A 3-year-old girl presented with 4 months of persistent thrombocytosis (range: 800-900 × 109/L). She had no splenomegaly or hepatomegaly, and white blood cell counts were within the reference range. The differential diagnosis included reactive thrombocytosis vs essential thrombocythemia. Three months later, thrombocytosis (1382 × 109/L), leukocytosis (53.7 × 109/L), neutrophilia (36.1 × 109/L) with left shift (3% myelocytes, 2% metamyelocytes), many necrobiotic neutrophils (panel A, 40× lens objective, Wright-Giemsa stain), basophilia (4.3 × 109/L), and eosinophilia (2.6 × 109/L) were observed. Eight months after her initial presentation, myeloid left shift, increased myeloid to erythroid ratio (∼10:1), no increase in blasts (confirmed by flow cytometry), occasional necrobiotic neutrophils (panel B, 40× lens objective, Wright-Giemsa stain), and hypercellular marrow (>90%) with increased megakaryocytes (many small, unilobated, and clustering) were noted on bone marrow aspirate and biopsy (panel C, 40× lens objective, Wright-Giemsa stain; panel D, 20× lens objective, hematoxylin and eosin stain; panel E, 20× lens objective, CD61 stain).
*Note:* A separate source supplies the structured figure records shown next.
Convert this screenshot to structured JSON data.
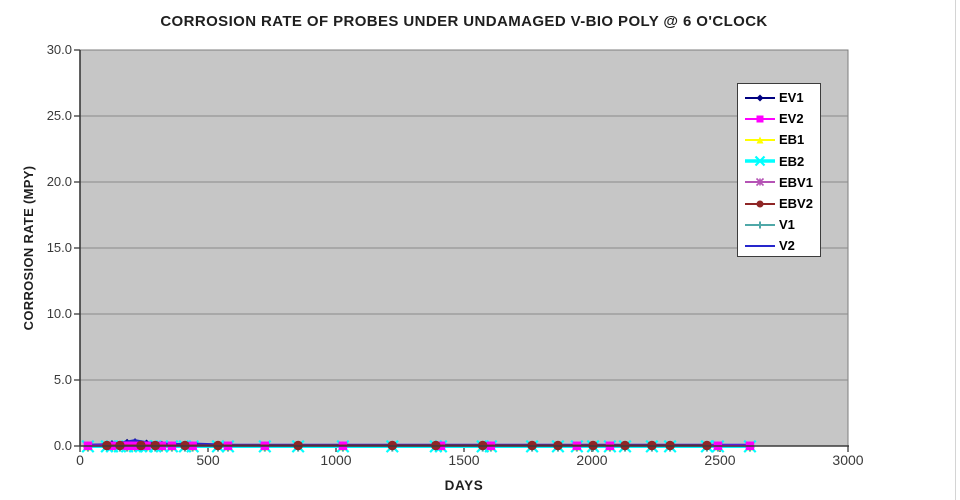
{
  "chart_data": {
    "type": "line",
    "title": "CORROSION RATE OF PROBES UNDER UNDAMAGED V-BIO POLY @ 6 O'CLOCK",
    "xlabel": "DAYS",
    "ylabel": "CORROSION RATE (MPY)",
    "xlim": [
      0,
      3000
    ],
    "ylim": [
      0,
      30
    ],
    "xticks": [
      0,
      500,
      1000,
      1500,
      2000,
      2500,
      3000
    ],
    "xtick_labels": [
      "0",
      "500",
      "1000",
      "1500",
      "2000",
      "2500",
      "3000"
    ],
    "yticks": [
      0,
      5,
      10,
      15,
      20,
      25,
      30
    ],
    "ytick_labels": [
      "0.0",
      "5.0",
      "10.0",
      "15.0",
      "20.0",
      "25.0",
      "30.0"
    ],
    "grid": "horizontal",
    "plot_bg_color": "#c6c6c6",
    "gridline_color": "#8a8a8a",
    "plot_border_color": "#7d7d7d",
    "axis_color": "#3a3a3a",
    "legend_position": "top-right-inside",
    "series": [
      {
        "name": "EV1",
        "color": "#000080",
        "marker": "diamond",
        "x": [
          31,
          125,
          184,
          215,
          260,
          320,
          359,
          440,
          578,
          722,
          1027,
          1410,
          1605,
          1941,
          2070,
          2492,
          2617
        ],
        "y": [
          0,
          0.1,
          0.2,
          0.25,
          0.15,
          0.05,
          0,
          0,
          0,
          0,
          0,
          0,
          0,
          0,
          0,
          0,
          0
        ]
      },
      {
        "name": "EV2",
        "color": "#ff00ff",
        "marker": "square",
        "x": [
          31,
          125,
          184,
          215,
          260,
          320,
          359,
          440,
          578,
          722,
          1027,
          1410,
          1605,
          1941,
          2070,
          2492,
          2617
        ],
        "y": [
          0,
          0,
          0,
          0,
          0,
          0,
          0,
          0,
          0,
          0,
          0,
          0,
          0,
          0,
          0,
          0,
          0
        ]
      },
      {
        "name": "EB1",
        "color": "#ffff00",
        "marker": "triangle",
        "x": [
          31,
          125,
          184,
          215,
          260,
          320,
          359,
          440,
          578,
          722,
          1027,
          1410,
          1605,
          1941,
          2070,
          2492,
          2617
        ],
        "y": [
          0,
          0,
          0,
          0,
          0,
          0,
          0,
          0,
          0,
          0,
          0,
          0,
          0,
          0,
          0,
          0,
          0
        ]
      },
      {
        "name": "EB2",
        "color": "#00ffff",
        "marker": "x",
        "x": [
          31,
          105,
          125,
          156,
          184,
          215,
          238,
          260,
          294,
          320,
          359,
          410,
          440,
          539,
          578,
          722,
          852,
          1027,
          1220,
          1390,
          1410,
          1573,
          1605,
          1766,
          1867,
          1941,
          2004,
          2070,
          2129,
          2234,
          2305,
          2449,
          2492,
          2617
        ],
        "y": [
          0,
          0,
          0,
          0,
          0,
          0,
          0,
          0,
          0,
          0,
          0,
          0,
          0,
          0,
          0,
          0,
          0,
          0,
          0,
          0,
          0,
          0,
          0,
          0,
          0,
          0,
          0,
          0,
          0,
          0,
          0,
          0,
          0,
          0
        ]
      },
      {
        "name": "EBV1",
        "color": "#b553b5",
        "marker": "asterisk",
        "x": [
          105,
          156,
          238,
          294,
          410,
          539,
          852,
          1220,
          1390,
          1573,
          1766,
          1867,
          2004,
          2129,
          2234,
          2305,
          2449
        ],
        "y": [
          0,
          0,
          0,
          0,
          0,
          0,
          0,
          0,
          0,
          0,
          0,
          0,
          0,
          0,
          0,
          0,
          0
        ]
      },
      {
        "name": "EBV2",
        "color": "#8f2626",
        "marker": "circle",
        "x": [
          105,
          156,
          238,
          294,
          410,
          539,
          852,
          1220,
          1390,
          1573,
          1766,
          1867,
          2004,
          2129,
          2234,
          2305,
          2449
        ],
        "y": [
          0,
          0,
          0,
          0,
          0,
          0,
          0,
          0,
          0,
          0,
          0,
          0,
          0,
          0,
          0,
          0,
          0
        ]
      },
      {
        "name": "V1",
        "color": "#4fa8a8",
        "marker": "plus",
        "x": [
          31,
          105,
          125,
          156,
          184,
          215,
          238,
          260,
          294,
          320,
          359,
          410,
          440,
          539,
          578,
          722,
          852,
          1027,
          1220,
          1390,
          1410,
          1573,
          1605,
          1766,
          1867,
          1941,
          2004,
          2070,
          2129,
          2234,
          2305,
          2449,
          2492,
          2617
        ],
        "y": [
          0,
          0,
          0,
          0,
          0,
          0,
          0,
          0,
          0,
          0,
          0,
          0,
          0,
          0,
          0,
          0,
          0,
          0,
          0,
          0,
          0,
          0,
          0,
          0,
          0,
          0,
          0,
          0,
          0,
          0,
          0,
          0,
          0,
          0
        ]
      },
      {
        "name": "V2",
        "color": "#2626cc",
        "marker": "none",
        "x": [
          31,
          125,
          184,
          215,
          260,
          320,
          359,
          440,
          578,
          722,
          1027,
          1410,
          1605,
          1941,
          2070,
          2492,
          2617
        ],
        "y": [
          0,
          0.05,
          0.25,
          0.35,
          0.2,
          0.1,
          0.05,
          0.1,
          0,
          0,
          0,
          0,
          0,
          0,
          0,
          0,
          0
        ]
      }
    ]
  }
}
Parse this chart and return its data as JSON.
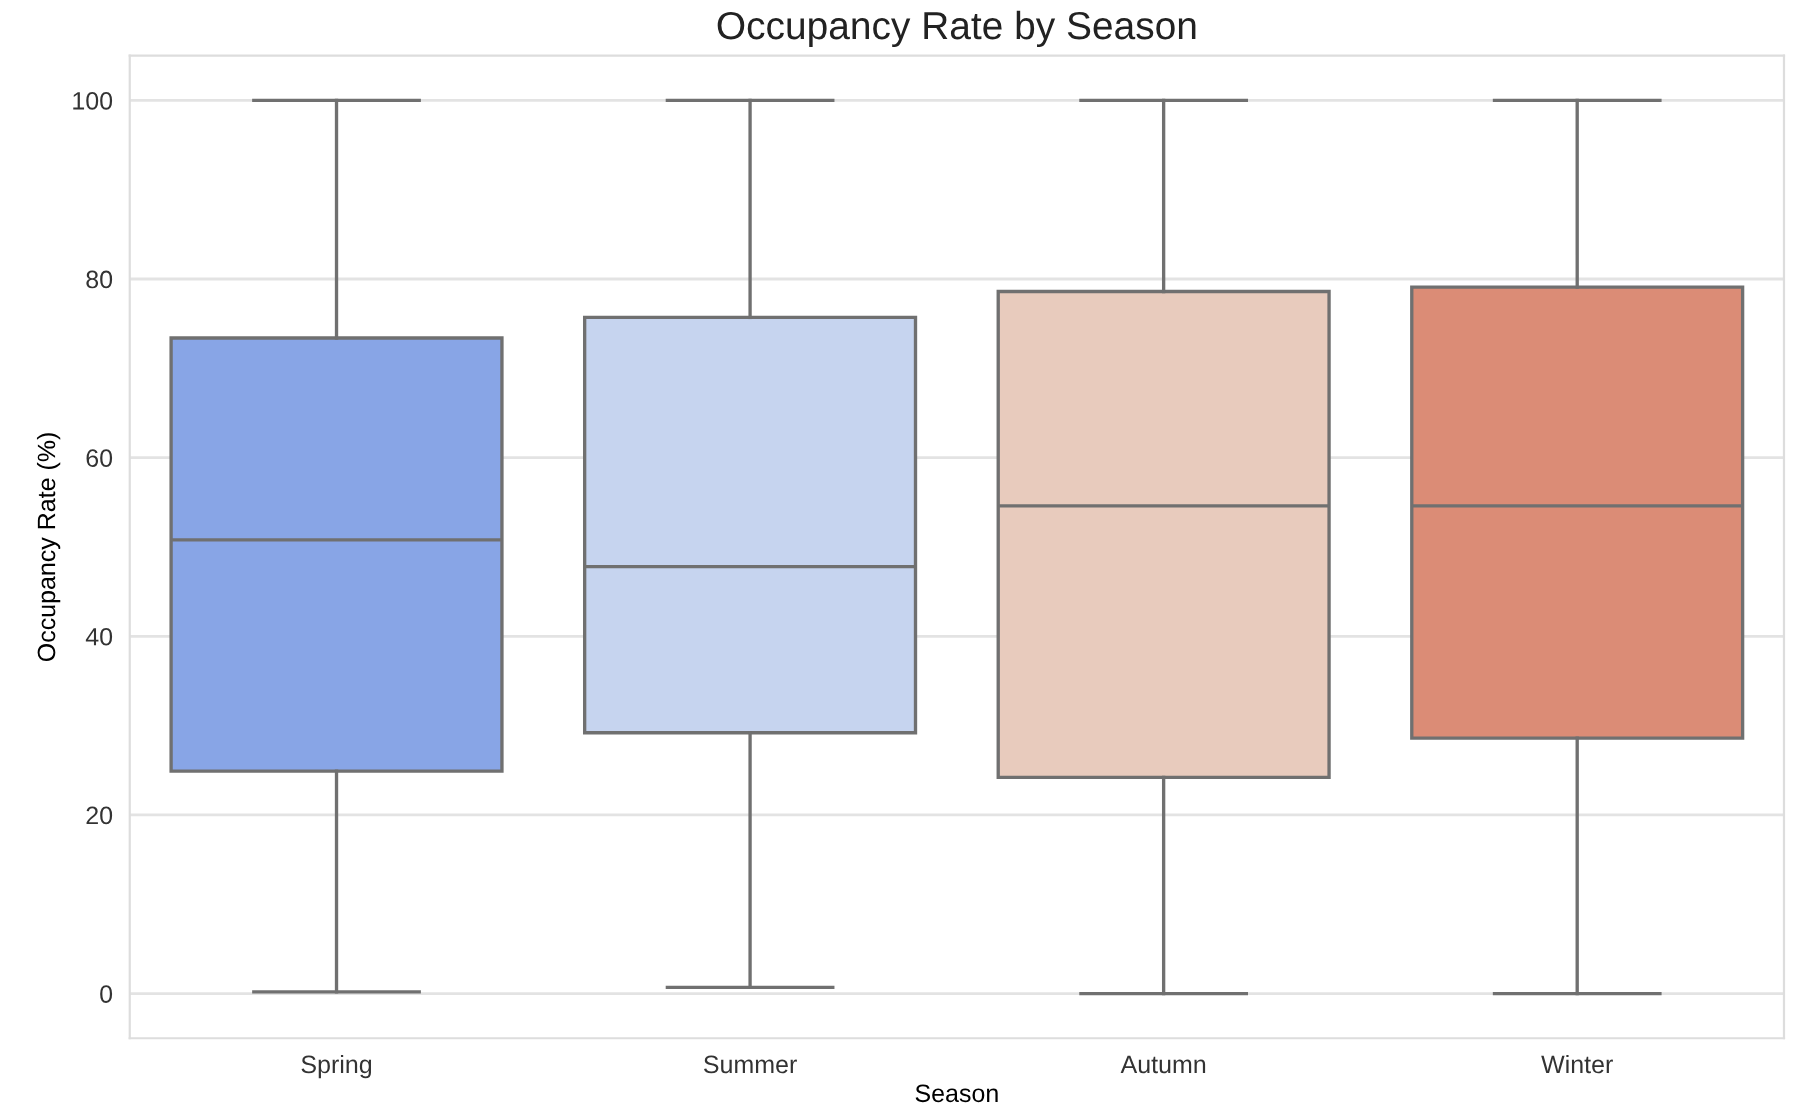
{
  "chart_data": {
    "type": "box",
    "title": "Occupancy Rate by Season",
    "xlabel": "Season",
    "ylabel": "Occupancy Rate (%)",
    "categories": [
      "Spring",
      "Summer",
      "Autumn",
      "Winter"
    ],
    "colors": [
      "#88a5e6",
      "#c6d4ef",
      "#e8cbbd",
      "#db8c76"
    ],
    "boxes": [
      {
        "low": 0.2,
        "q1": 24.9,
        "median": 50.8,
        "q3": 73.4,
        "high": 100
      },
      {
        "low": 0.7,
        "q1": 29.2,
        "median": 47.8,
        "q3": 75.7,
        "high": 100
      },
      {
        "low": 0,
        "q1": 24.2,
        "median": 54.6,
        "q3": 78.6,
        "high": 100
      },
      {
        "low": 0,
        "q1": 28.6,
        "median": 54.6,
        "q3": 79.1,
        "high": 100
      }
    ],
    "ylim": [
      -5,
      105
    ],
    "yticks": [
      0,
      20,
      40,
      60,
      80,
      100
    ],
    "grid": "y"
  }
}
Cytogenetic studies showed an abnormal female karyotype, 46,XX,t(9;22)(q34;q11.2) [17]/46,XX [3], whereas next generation sequencing revealed a BCR::ABL1 producing the p210, b3a2 (e14a2) fusion product, without additional abnormalities, consistent with a diagnosis of chronic myeloid leukemia (CML), chronic phase.

CML is rare in childhood, accounting for ∼2% of all leukemias in children younger than 15 years and being extremely rare in infants and young children.